Книга ДеНоры вызвала острую критику со стороны академических музыкантов и музыковедов, которые упрекали её в «наивности», поверхностности и полном отсутствии музыкального анализа. Американский пианист Чарльз Розен упрекал ДеНору в том, что она тотально игнорирует конкретную музыкальную специфику стиля и работ Бетховена, фиксируясь лишь на анализе социальных условий, благодаря которым был сконструирован бетховенский гений. Между тем, элементарный музыкальный анализ показывает, насколько новой, смелой и свежей была музыка Бетховена по сравнению с музыкой его современников. Найдены, опубликованы, сыграны и записаны на диски сотни сочинений малоизвестных композиторов рубежа XVIII–XIX вв., но никто ещё не смог обосновать то, что эти работы «лучше» бетховенских. Поэтому Бетховен считается гением не потому, что его «пиарили» венские аристократы (с этим никто не спорит), но потому, что сама его музыка действительно гениальна, и слишком наивно полагать, будто история музыки представляет собой чуть ли не цепь заговоров, когда небольшое сообщество, владеющее значительными социальными ресурсами, «назначает» гениями своих любимцев. «Отдельный класс, – говорит Розен, – как, например, венская аристократия, не может оказать длительного влияния на историю музыки. Он может дать только пять лет – или пятнадцать минут – славы. История музыки – это взаимодействие индивидуального таланта, социальных сил и существующей музыкальной системы. Самый устойчивый фактор – это музыкальная система», каковой во времена Бетховена была западноевропейская тональная система. Бетховен дальше всех продвинулся в исследовании и использовании её возможностей, и именно в этом, прежде всего, заключается его гениальность. Даже если бы он был лишён поддержки своих богатых покровителей, история всё равно бы «расставила всё по своим местам». К примеру, музыка Шуберта (у которого не было «спонсоров» и «пиарщиков» подобных тем, что были у Бетховена), получила широкую известность только спустя десятилетие после смерти композитора, а «великим» его признали лишь в начале XX в.

Кто прав – «новые» или «старые» музыковеды? Конструктивисты, утверждающие, что всё нас окружающее создано нами самими и может быть подвергнуто критике? Или «эссенциалисты», полагающие, что всё-таки есть объективные, непреходящие, универсальные вещи и ценности? Это один из главных вопросов социальных наук, и на него, возможно, никогда не будет ответа.

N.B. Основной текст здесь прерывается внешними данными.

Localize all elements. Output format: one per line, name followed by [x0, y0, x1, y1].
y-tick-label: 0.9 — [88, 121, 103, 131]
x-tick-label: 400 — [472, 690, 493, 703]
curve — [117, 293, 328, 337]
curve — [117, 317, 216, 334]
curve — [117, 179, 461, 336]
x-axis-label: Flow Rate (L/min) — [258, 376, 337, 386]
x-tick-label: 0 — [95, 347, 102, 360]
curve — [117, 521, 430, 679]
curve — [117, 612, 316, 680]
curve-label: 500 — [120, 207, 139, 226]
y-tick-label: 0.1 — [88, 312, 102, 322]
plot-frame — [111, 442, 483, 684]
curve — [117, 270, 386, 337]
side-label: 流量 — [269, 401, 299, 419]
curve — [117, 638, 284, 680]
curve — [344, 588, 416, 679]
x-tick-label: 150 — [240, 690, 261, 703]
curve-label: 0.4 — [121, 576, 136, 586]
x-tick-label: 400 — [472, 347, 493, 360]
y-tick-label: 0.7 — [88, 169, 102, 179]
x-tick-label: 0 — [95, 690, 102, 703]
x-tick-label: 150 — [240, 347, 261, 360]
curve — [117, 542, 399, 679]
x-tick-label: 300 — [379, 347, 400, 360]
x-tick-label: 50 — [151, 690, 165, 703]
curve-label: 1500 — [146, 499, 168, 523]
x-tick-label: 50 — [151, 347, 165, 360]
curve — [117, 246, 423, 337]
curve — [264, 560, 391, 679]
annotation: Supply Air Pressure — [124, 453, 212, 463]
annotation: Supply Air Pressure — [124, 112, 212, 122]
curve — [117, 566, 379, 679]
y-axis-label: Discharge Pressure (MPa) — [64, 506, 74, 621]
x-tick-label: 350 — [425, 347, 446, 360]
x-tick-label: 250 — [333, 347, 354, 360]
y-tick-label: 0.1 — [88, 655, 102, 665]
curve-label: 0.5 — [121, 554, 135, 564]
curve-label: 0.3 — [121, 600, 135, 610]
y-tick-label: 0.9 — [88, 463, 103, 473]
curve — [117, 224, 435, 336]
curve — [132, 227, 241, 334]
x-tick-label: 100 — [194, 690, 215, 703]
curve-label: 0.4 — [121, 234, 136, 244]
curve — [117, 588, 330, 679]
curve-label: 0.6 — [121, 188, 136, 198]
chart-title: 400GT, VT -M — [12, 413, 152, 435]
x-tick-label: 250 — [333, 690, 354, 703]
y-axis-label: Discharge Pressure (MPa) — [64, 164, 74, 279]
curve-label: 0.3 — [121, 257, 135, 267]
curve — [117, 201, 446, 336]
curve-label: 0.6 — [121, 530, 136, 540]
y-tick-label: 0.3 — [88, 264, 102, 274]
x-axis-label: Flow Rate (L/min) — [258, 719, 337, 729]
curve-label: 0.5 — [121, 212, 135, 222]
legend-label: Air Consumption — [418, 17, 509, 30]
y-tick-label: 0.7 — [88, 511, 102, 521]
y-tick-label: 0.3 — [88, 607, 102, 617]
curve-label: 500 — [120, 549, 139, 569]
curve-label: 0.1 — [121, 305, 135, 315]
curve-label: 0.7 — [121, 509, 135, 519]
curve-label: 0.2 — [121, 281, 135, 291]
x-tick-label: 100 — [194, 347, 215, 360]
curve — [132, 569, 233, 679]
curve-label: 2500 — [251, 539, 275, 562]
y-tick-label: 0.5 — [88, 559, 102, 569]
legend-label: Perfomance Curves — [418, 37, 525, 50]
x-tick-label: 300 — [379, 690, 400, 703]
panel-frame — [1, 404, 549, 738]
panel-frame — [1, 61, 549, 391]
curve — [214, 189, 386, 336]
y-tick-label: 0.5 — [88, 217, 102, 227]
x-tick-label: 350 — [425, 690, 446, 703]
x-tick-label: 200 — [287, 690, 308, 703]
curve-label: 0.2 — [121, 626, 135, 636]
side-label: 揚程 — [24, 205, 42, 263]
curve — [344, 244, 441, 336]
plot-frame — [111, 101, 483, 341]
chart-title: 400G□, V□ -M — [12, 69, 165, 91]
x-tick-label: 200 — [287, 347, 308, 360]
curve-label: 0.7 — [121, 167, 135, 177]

Однако идея о «миноритарной истории музыки» представляется очень ценной. В популярной музыке действительно есть десятки и сотни незаслуженно забытых музыкантов и групп, которые превосходят по своим музыкальным достоинствам «раскрученных» гигантов шоу-бизнеса. Задача в том, чтобы извлечь их из-под толстых наслоений популярной культуры. Об этой своеобразной «музыкальной археологии» поговорим в другой раз.

 

Литература:

Charles Rosen. Did Beethoven Have All the Luck? // The New York Review of Books. November 14, 1996.

Scott Burnham.Beethoven Hero. Princeton: Princeton University Press, 1995.

Tia DeNora.Beethoven and the Construction of Genius: Musical Politics in Vienna 1792-1803. Berkley, Los Angeles and London: University of California Press, 1995.